Expulsé de la fête, Bernard n'a pas dit son dernier mot et, enfourchant sa vieille mobylette,va commettre un acte irréparable.
Entre ce début d'après-midi et le lendemain matin, le lecteur va ainsi découvrir, narré par Rabut, le cousin de Bernard, le passé de celui que tout le monde surnomme Feu-de-bois, sa lente descente aux Enfers suite à ses vingt-huis mois de service militaire lors de la guerre d'Algérie.
C'est en effet de cette sale guerre – que l'on a pudiquement et honteusement, pendant des années, qualifiée d' « évènements d'Algérie » – dont il va être question au cours de cette longue nuit qui suivra la découverte de l'acte insensé commis par Feu-de-bois.
Cette guerre, comme celle de 14-18 ou celle du Vietnam, a laissé derrière elle de nombreux traumatismes chez ces jeunes hommes que l'on a envoyé au front pour devenir les acteurs d'un conflit qui le plus souvent les dépassait : « On avait renoncé à croire que l'Algérie, c'était la guerre, parce que la guerre se fait avec des gars en face alors que nous, et puis parce que la guerre c'est fait pour être gagné alors que là, et puis parce que la guerre c'est toujours des salauds qui la font à des types bien et que les types bien là il n'y en avait pas, c'étaient des hommes, c'est tout... »

Nous suivrons ainsi le parcours de Bernard, de son cousin Rabut, de Février, de Châtel et de bien d'autres, envoyés dans un pays qu'ils ne connaissent pas et qui, comme ceux qu'ils auront à combattre, ne seront ni des héros ni des salauds, mais seulement des hommes capables, lorsque la peur les étreint, de devenir des bourreaux et de commettre les pires exactions. Il n'y a en effet pas de héros dans le roman de Mauvignier, seulement de jeunes hommes morts de trouille qui deviendront tour à tour témoins et acteurs d'actes barbares qui s'imprimeront à jamais dans leurs mémoires et reviendront les hanter tout le restant de leur vie.

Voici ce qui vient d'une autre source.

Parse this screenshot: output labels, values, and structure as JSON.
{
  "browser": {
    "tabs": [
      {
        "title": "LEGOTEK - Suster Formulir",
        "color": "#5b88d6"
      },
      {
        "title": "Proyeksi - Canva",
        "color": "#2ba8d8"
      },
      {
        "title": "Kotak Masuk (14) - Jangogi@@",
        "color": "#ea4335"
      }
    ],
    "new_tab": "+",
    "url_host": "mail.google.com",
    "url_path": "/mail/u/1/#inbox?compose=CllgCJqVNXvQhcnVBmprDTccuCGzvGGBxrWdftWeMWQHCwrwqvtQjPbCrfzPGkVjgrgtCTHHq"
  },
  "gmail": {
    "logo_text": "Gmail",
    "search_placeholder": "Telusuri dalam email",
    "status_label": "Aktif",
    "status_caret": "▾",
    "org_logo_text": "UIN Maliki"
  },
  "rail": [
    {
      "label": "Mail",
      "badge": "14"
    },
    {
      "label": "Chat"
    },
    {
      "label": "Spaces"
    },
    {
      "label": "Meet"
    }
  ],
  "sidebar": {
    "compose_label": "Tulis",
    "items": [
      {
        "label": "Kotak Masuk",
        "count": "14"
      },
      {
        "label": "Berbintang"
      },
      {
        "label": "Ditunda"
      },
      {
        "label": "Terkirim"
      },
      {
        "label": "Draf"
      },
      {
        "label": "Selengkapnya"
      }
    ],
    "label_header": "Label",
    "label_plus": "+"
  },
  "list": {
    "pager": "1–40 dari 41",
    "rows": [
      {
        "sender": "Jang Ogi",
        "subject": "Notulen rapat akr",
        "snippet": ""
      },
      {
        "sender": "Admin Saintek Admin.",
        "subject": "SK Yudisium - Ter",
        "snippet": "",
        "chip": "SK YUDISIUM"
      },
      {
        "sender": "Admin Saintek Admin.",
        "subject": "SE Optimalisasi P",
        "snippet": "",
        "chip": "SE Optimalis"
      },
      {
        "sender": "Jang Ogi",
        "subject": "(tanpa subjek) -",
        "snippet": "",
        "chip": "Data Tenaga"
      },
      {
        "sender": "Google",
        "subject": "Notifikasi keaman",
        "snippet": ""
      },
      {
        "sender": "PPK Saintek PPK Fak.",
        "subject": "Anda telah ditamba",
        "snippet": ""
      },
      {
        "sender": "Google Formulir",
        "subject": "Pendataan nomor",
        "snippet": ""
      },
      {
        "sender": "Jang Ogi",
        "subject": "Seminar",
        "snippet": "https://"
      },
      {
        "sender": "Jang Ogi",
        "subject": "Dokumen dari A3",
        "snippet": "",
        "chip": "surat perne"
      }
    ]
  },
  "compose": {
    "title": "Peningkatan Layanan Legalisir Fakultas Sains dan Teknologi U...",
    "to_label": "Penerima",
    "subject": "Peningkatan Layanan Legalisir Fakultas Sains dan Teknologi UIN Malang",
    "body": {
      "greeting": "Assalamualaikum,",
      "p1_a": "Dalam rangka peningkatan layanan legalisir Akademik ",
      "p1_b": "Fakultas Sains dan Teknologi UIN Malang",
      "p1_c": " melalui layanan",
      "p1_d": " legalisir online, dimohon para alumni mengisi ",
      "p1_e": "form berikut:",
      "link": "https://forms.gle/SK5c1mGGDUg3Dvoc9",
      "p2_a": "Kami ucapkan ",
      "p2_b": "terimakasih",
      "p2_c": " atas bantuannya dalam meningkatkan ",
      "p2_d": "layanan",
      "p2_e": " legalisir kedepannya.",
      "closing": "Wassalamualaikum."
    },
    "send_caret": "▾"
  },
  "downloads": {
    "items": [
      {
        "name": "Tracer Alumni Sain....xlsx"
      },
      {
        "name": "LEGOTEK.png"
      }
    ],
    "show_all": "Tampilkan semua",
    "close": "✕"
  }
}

De ce conflit qui, malgré le couvercle de honte et de silence dont on l'a recouvert pendant de longues années, appartient désormais à l'Histoire du peuple français, Laurent Mauvignier fait ressortir toute l'universalité du traumatisme ressenti par les combattants pendant, et surtout, après l'arrêt des hostilités. Combien d'entre eux ont été, sont, et seront en proie à ces images cauchemardesques et rémanentes surgies d'un passé plus ou moins lointain ? Combien d'entre eux, après Verdun, Dien-Bien-Phu, le Kosovo, le Rwanda, la Tchétchénie, ont vu et verront leur vie hantée par ces souvenirs insoutenables qui les réveilleront nuit après nuit ? Combien d'entre-eux, tel Feu-de-bois, verront leur vie anéantie en retournant dans la vie civile, accrochés à l'alcool ou aux drogues pour tenter d'oublier, ne serait-ce qu'un bref instant, les horreurs du passé ?
C'est de cela dont il est question dans ce magnifique roman de Laurent Mauvignier, un récit au souffle puissant scandé par une prose proche de l'oralité qui immerge le lecteur dans un quotidien où la banalité touche à l'universel, où la tragédie naît de l'insignifiant et de l'ordinaire.